Table 1.1 and 1.2: examples of two different ways of framing numbers

The table on the right shows the same data. It is now ordered from high to low and framed with a heatmap. This way, the table shows how much these data rows are similar. It’s a strong pattern that you will never see if you are only confronted with the left table. For the quants among us: the average correlation between the data rows is >.90, so you can safely state that the segments are much more similar than they are different. Marketers, however, are often inclined to focus only on the differences and ignore similarities.

A stunning loyalty metric! Or maybe not

Making sense of your data is not only about revealing patterns as shown above, it is also about recognizing them. Have a look at Figure 3. At the horizontal axis you see various car brands. At the vertical axis you see how often (UK) car owners buy the same brand again. It is tempting to look at the brand that stands out (in this case Ford) and wonder why they have such loyal customers.

Figure 3: repeat purchase UK car owners (source: Sharp, 2010)

Fords loyalty metric, however, is very ‘normal’. It is what you would expect, given the Double Jeopardy Law: bigger brands have far more customer who are a bit more loyal. It’s one of the best documented patterns in marketing, but nevertheless massively ignored or overlooked.

Figure 4 shows the same loyalty metric on the vertical axis, but now also the penetration on the horizontal axis. The Double Jeopardy Law, discoverd by Andrew Ehrenberg back in the fifties of the previous century, tells you that penetration and loyalty metrics should be strongly correlated. Clearly, they are: most dots are on or close to the trend line. This example shows that being aware of patterns in your data is extremely valuable for making sensible interpretations.

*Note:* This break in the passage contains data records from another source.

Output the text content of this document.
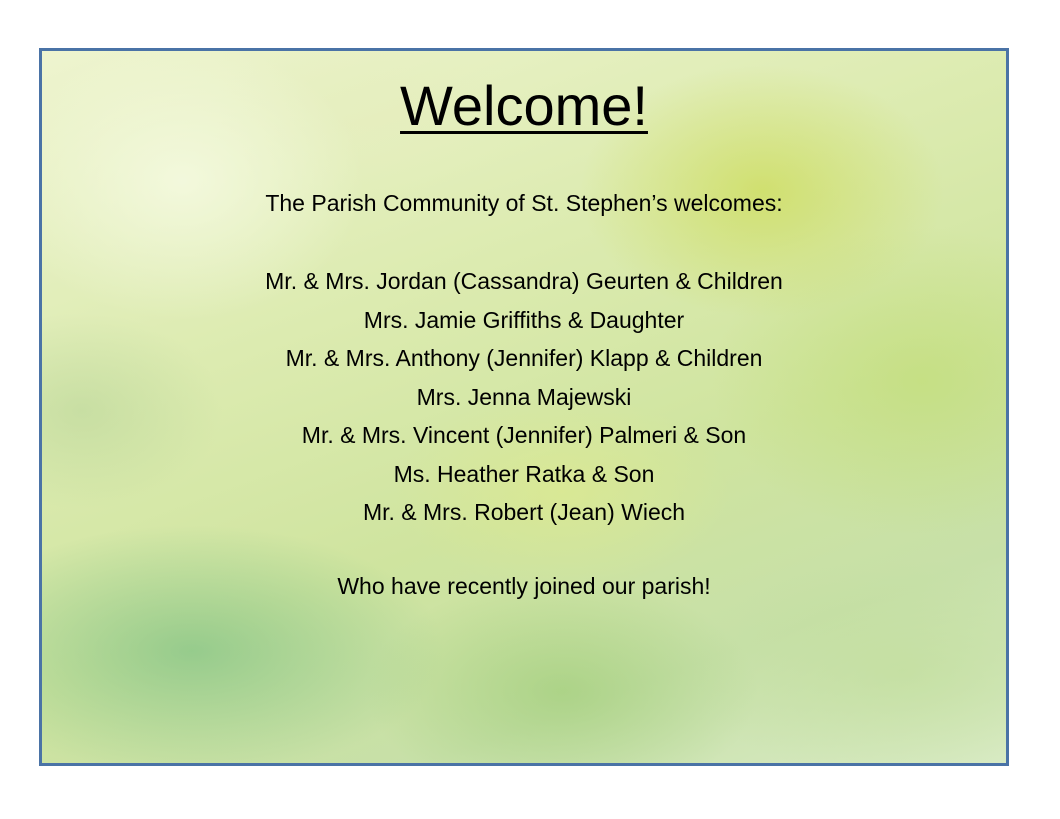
Welcome!
The Parish Community of St. Stephen’s welcomes:
Mr. & Mrs. Jordan (Cassandra) Geurten & Children
Mrs. Jamie Griffiths & Daughter
Mr. & Mrs. Anthony (Jennifer) Klapp & Children
Mrs. Jenna Majewski
Mr. & Mrs. Vincent (Jennifer) Palmeri & Son
Ms. Heather Ratka & Son
Mr. & Mrs. Robert (Jean) Wiech
Who have recently joined our parish!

Figure 4: penetration UK car owners x repeat purchase (source: Sharp, 2010)

Patterns are everywhere

Patterns are everywhere. It’s good to realize, for example, that any data about brands, will show a relationship with brand size. Take brand perception: bigger brands always get higher perception scores on all attributes. It’s a pattern and it’s normal. Don’t get fooled by all those firms that will tell you that their special magic black box metric can predict brand growth. This ‘prediction’ is just showing an expected correlation from which you can’t infer any causation.

Here’s another well-documented pattern that is often overlooked. Say you are selecting your most loyal customers in a certain period and then look at their buying behaviour some time later. You should not be disappointed if they have become lighter buyers over the next period. Like the car example, a well-documented pattern is hiding in your data. It’s called the Law of Buyer Moderation, a.k.a. regression to the mean: if a variable is extreme on its first measurement, it will tend to be closer to the average on its second measurement. It’s one of many patterns that can easily fool you, especially if you are only looking at deviations in your data.

I hope these examples illustrate that it helps to simplify your data visualisations, but that you should be aware of dumbing things down. It is easy to overlook common patterns in your data and be misguided by the obsessive search for stuff that stands out.